Synthesising and analysing archaeological data from over a century of investigation, this book first tests whether or not Anuradhapura can truly be said to have “collapsed” at all, before moving on to then test the existing explanations for this apparent collapse through reference to the physical archaeological record of Anuradhapura, before finally proposing a new synthetic model for the polity’s collapse.

About the Author:
Keir is a lecturer in the Department of Archaeology and History at La Trobe University in Melbourne, Australia. After completing his undergraduate and master’s degrees at the University of Bradford, Keir spent several years working in the British commercial archaeological sector – working on sites of every possible period across the UK and Ireland.

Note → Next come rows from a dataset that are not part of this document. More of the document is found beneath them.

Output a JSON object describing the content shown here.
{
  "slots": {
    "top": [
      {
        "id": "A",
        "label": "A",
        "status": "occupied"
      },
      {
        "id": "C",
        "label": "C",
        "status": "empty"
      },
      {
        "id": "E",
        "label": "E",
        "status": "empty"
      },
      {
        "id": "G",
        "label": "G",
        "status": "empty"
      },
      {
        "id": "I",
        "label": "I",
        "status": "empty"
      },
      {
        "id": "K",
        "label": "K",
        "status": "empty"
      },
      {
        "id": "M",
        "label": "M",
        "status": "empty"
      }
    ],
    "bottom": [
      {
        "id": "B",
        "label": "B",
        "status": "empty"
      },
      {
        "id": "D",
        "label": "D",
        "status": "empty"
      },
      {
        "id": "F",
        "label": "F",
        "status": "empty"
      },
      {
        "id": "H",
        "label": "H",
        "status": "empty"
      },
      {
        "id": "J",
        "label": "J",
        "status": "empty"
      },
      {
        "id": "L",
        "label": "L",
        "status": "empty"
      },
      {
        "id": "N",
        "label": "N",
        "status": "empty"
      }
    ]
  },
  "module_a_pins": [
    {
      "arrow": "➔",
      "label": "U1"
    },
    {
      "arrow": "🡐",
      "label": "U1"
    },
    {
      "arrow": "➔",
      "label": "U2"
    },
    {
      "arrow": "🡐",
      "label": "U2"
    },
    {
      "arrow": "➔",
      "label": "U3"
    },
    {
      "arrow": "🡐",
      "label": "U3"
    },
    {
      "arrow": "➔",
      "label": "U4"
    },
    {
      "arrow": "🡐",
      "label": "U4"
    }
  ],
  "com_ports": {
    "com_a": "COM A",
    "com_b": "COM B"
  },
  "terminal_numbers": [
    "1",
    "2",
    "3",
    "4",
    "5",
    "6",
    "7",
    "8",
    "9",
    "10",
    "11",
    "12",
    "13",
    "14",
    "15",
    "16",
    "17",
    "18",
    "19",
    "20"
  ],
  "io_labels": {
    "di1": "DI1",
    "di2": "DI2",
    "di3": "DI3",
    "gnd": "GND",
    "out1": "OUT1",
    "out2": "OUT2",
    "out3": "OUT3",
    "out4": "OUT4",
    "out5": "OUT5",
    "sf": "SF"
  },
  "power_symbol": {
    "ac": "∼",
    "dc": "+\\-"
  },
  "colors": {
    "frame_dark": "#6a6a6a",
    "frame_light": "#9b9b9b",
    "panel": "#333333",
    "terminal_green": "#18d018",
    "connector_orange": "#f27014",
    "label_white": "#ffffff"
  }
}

However, after bailing out yet another near frozen trench he decided to return to academia, where it was warmer and there were chairs. Following an immensely enjoyable fellowship at the Library of Congress (Washington, D.C.), several field seasons spent crawling through dense jungle, and one unfortunate incident with a dugout canoe in a crocodile infested lake, he received his PhD from Durham University for an examination of the collapse of the Anuradhapura Kingdom, Sri Lanka. He subsequently worked as a lecturer at the Archaeology Institute of the University of the Highlands and Islands in Orkney for several years, before joining La Trobe University in 2016.

In addition to his work in Sri Lanka, and his commercial sector work, he has also excavated on sites across Nepal, Iran, Belize, and the Scottish Highlands and Islands. When not teaching, excavating, or falling out of canoes he enjoys sunshine, rum, and baseball.